Offshore services firm Ezion Holdings yesterday reported deeper quarterly losses as it cancelled delivery of some rigs and slashed capital expenditure.
For the fourth quarter ended Dec 31, Ezion suffered a net loss of US$66.6 million (S$94.2 million), higher than the US$63.5 million loss in the same period last year.
Revenue fell 14.3 per cent to US$72.6 million on lower charter rates and a delay in the modification and upgrade of some rigs.
The bottom line was also hit by impairment losses on plant and equipment and provision for trade receivables amounting to US$70.9 million for the quarter.

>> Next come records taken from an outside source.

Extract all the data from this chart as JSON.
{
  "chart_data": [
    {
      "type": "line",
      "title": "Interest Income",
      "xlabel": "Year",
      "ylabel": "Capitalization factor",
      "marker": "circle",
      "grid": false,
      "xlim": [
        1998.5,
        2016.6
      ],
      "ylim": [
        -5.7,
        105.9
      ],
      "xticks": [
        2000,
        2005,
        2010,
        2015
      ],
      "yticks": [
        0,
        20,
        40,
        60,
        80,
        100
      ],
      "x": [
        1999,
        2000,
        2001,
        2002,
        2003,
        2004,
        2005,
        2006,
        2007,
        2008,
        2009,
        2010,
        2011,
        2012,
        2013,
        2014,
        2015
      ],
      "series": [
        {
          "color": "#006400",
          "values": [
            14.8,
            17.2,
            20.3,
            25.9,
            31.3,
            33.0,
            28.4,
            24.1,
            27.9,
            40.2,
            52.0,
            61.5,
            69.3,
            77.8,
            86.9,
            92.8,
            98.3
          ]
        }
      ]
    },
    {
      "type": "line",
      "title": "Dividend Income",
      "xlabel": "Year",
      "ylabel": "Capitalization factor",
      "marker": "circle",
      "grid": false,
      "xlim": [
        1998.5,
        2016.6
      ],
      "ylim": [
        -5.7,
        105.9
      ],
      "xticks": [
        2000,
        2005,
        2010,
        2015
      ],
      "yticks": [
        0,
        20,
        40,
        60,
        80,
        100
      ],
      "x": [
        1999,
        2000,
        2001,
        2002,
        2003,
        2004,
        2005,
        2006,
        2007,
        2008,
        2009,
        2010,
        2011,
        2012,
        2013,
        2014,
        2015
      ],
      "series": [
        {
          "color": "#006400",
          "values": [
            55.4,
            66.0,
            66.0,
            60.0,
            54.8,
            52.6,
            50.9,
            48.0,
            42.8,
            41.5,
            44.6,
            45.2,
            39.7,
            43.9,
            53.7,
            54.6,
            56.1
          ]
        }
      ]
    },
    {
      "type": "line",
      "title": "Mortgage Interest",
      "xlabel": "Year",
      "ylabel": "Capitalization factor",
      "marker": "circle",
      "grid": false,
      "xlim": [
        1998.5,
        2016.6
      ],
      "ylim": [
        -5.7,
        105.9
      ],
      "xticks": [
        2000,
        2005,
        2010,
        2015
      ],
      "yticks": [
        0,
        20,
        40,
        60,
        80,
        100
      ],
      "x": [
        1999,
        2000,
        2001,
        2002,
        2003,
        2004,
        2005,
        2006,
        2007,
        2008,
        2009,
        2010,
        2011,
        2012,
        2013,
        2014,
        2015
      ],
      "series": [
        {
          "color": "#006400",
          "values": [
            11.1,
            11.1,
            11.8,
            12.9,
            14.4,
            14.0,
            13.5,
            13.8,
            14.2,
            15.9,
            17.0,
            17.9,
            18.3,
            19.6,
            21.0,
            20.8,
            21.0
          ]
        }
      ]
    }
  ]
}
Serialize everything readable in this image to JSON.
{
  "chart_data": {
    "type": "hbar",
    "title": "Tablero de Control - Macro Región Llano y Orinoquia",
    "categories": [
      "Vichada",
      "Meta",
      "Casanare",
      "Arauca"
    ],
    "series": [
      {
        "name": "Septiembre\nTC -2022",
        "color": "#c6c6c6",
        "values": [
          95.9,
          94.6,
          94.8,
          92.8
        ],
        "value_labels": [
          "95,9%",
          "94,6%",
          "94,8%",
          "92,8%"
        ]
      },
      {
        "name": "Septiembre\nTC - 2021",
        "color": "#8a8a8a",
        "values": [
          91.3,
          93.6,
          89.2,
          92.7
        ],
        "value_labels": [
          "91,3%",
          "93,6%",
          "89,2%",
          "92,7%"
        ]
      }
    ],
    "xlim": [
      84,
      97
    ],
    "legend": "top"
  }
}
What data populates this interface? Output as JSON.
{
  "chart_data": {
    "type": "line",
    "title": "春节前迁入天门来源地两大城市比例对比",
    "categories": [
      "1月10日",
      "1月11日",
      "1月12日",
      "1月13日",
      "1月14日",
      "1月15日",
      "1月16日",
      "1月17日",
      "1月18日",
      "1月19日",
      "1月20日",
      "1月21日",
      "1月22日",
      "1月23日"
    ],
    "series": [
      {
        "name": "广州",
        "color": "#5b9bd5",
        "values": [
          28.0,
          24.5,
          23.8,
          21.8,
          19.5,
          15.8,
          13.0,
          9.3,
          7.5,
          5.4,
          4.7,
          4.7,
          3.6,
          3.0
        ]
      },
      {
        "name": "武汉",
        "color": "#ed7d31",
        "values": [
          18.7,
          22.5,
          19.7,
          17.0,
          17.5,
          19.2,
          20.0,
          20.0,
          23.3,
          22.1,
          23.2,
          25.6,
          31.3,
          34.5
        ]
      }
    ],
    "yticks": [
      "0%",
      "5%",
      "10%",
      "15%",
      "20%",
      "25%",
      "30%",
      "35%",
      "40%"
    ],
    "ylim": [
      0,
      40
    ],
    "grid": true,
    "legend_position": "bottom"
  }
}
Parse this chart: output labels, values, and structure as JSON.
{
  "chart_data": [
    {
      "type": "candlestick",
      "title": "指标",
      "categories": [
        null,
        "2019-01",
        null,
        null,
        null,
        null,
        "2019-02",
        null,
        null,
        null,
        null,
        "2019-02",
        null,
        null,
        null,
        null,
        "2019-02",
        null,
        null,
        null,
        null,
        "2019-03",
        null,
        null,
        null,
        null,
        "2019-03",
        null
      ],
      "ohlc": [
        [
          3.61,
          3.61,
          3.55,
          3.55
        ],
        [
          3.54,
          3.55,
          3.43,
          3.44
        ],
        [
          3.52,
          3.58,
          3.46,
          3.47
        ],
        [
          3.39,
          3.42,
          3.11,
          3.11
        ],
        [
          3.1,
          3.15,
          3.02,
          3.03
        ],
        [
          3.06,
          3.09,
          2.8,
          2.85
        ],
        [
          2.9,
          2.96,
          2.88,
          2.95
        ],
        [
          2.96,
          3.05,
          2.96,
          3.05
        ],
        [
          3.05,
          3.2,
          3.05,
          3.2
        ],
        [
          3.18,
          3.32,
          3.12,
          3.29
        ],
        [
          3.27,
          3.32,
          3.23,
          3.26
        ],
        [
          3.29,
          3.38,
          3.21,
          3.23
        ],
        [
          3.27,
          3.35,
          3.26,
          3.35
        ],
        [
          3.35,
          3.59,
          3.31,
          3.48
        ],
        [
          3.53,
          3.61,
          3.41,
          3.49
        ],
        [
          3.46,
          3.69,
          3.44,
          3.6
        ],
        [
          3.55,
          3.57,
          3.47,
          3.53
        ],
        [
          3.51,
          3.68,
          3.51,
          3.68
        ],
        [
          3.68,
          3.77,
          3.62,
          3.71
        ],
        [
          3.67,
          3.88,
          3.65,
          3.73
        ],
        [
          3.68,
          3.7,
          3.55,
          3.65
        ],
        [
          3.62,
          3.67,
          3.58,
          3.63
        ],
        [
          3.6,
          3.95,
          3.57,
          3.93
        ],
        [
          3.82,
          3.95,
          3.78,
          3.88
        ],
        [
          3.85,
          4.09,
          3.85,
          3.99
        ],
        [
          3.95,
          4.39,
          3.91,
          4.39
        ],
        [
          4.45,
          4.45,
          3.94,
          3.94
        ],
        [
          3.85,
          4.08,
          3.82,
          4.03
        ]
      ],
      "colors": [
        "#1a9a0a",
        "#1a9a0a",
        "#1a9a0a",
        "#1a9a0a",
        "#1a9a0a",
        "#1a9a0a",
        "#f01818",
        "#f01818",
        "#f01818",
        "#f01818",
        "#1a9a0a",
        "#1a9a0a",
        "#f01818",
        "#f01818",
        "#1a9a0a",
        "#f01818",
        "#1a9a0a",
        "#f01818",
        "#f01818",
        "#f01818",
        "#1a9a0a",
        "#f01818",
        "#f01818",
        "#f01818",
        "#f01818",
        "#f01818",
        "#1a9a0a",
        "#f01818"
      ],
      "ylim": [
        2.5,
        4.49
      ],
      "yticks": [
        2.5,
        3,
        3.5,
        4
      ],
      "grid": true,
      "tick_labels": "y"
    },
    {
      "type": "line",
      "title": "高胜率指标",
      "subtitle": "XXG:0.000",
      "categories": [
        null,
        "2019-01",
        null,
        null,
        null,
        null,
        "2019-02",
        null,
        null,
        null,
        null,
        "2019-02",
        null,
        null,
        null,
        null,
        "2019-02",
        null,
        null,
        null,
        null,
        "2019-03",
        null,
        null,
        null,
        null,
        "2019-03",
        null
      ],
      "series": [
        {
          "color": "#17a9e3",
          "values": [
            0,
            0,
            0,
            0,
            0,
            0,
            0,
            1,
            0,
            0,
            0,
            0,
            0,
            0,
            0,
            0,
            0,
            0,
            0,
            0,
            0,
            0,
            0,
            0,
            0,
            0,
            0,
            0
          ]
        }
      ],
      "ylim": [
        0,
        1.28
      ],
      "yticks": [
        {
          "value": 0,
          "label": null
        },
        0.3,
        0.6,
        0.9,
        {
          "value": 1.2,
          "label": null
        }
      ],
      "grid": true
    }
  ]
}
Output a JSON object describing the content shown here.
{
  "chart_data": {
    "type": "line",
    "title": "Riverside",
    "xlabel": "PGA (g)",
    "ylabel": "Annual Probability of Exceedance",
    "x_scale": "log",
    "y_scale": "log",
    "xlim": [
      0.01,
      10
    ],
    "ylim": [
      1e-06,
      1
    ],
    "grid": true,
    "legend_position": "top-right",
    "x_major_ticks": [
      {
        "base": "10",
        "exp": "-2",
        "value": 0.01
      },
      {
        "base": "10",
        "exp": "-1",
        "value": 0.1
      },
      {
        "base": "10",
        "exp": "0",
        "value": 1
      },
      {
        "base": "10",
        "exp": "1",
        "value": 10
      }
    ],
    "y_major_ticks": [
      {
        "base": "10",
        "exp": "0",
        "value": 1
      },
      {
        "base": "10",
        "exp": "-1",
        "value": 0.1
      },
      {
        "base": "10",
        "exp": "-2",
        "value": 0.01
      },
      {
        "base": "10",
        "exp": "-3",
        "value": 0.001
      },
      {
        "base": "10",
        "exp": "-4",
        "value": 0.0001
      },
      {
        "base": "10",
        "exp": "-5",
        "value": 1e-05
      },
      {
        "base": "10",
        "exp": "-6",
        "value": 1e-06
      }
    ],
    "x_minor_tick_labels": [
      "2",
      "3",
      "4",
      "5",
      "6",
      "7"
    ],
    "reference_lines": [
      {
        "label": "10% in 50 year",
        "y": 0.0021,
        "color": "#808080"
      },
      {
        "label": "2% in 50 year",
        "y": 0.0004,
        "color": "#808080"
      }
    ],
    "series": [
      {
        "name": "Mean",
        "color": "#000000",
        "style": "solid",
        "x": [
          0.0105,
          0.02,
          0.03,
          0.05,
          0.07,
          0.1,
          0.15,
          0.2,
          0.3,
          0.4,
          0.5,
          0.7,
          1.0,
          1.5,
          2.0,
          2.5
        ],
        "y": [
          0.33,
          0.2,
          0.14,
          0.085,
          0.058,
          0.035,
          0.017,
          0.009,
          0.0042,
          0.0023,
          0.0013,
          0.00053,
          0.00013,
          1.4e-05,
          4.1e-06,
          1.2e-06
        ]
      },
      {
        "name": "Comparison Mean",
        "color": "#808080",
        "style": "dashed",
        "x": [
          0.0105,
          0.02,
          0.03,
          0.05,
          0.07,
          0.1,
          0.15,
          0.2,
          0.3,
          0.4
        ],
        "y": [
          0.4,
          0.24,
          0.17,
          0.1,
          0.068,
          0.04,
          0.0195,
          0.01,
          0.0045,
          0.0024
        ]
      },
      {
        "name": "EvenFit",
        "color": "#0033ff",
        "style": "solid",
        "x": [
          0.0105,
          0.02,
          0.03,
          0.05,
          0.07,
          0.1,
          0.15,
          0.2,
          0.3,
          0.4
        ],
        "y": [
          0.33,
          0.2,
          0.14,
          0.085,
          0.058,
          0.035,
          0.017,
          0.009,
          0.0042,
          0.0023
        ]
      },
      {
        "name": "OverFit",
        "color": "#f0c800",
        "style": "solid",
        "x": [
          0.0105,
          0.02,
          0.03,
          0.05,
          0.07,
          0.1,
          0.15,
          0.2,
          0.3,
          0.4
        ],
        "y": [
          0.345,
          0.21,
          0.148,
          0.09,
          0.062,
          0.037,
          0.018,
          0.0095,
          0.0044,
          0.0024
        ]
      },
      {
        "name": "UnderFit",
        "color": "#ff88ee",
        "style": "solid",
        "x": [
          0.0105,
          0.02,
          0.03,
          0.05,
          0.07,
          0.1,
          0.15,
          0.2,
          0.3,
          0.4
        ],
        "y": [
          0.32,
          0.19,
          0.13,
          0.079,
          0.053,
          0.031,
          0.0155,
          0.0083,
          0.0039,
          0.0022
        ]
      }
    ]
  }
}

This was on top of the impairment losses of US$81.1 million made in the fourth quarter of 2015. Ezion said the impairment losses for the latest quarter were due to projects committed to higher oil prices and the uncertain market conditions of the global oil and gas industry.
For the full year, Ezion swung to a net loss of US$33.6 million from a net profit of US$36.8 million, as revenue dropped 9.4 per cent to US$318.2 million.
Loss per share amounts to 2.3 US cents, compared with earnings of 1.51 US cents previously, while net asset value per share shrank to 63.43 US cents from 77.5 US cents in 2015.
AT A GLANCE
Q4 NET LOSS: US$66.6 million (+4.9%)
Q4 REVENUE: US$72.6 million (-14.3%)
In a separate filing, Ezion announced it would cut its capital expenditure by some US$270 million with the "indefinite postponement" of four service rigs.
This would reduce the significant cash outflows required to take delivery of the service rigs and also the burden of additional financial liabilities on the balance sheet with the drawing of additional bank loans required, said the company.
Ezion said the reduction in capital expenditure is not expected to have a material impact on its earnings per share or net tangible assets per share for the current financial year ending Dec 31.
Meanwhile, Ezion announced it has completed discussions with all its bankers to cut its net annual principal repayment to match its operating cash flows upon the completion of the legal documentation of a loan extension. It said it has also successfully renewed its working capital facilities with all its principal bankers.
"The company is appreciative of the support and the vote of confidence given by its bankers amid the challenges currently facing the marine and offshore oil and gas industry. The company believes this will improve the overall liquidity of the group and its financing cash flows," Ezion said.
At the end of last year, the group's assets fell US$60.8 million, or 10 per cent, to US$547.9 million compared with a year ago. Total liabilities decreased by US$180.8 million, or 9.7 per cent, to US$1.7 billion.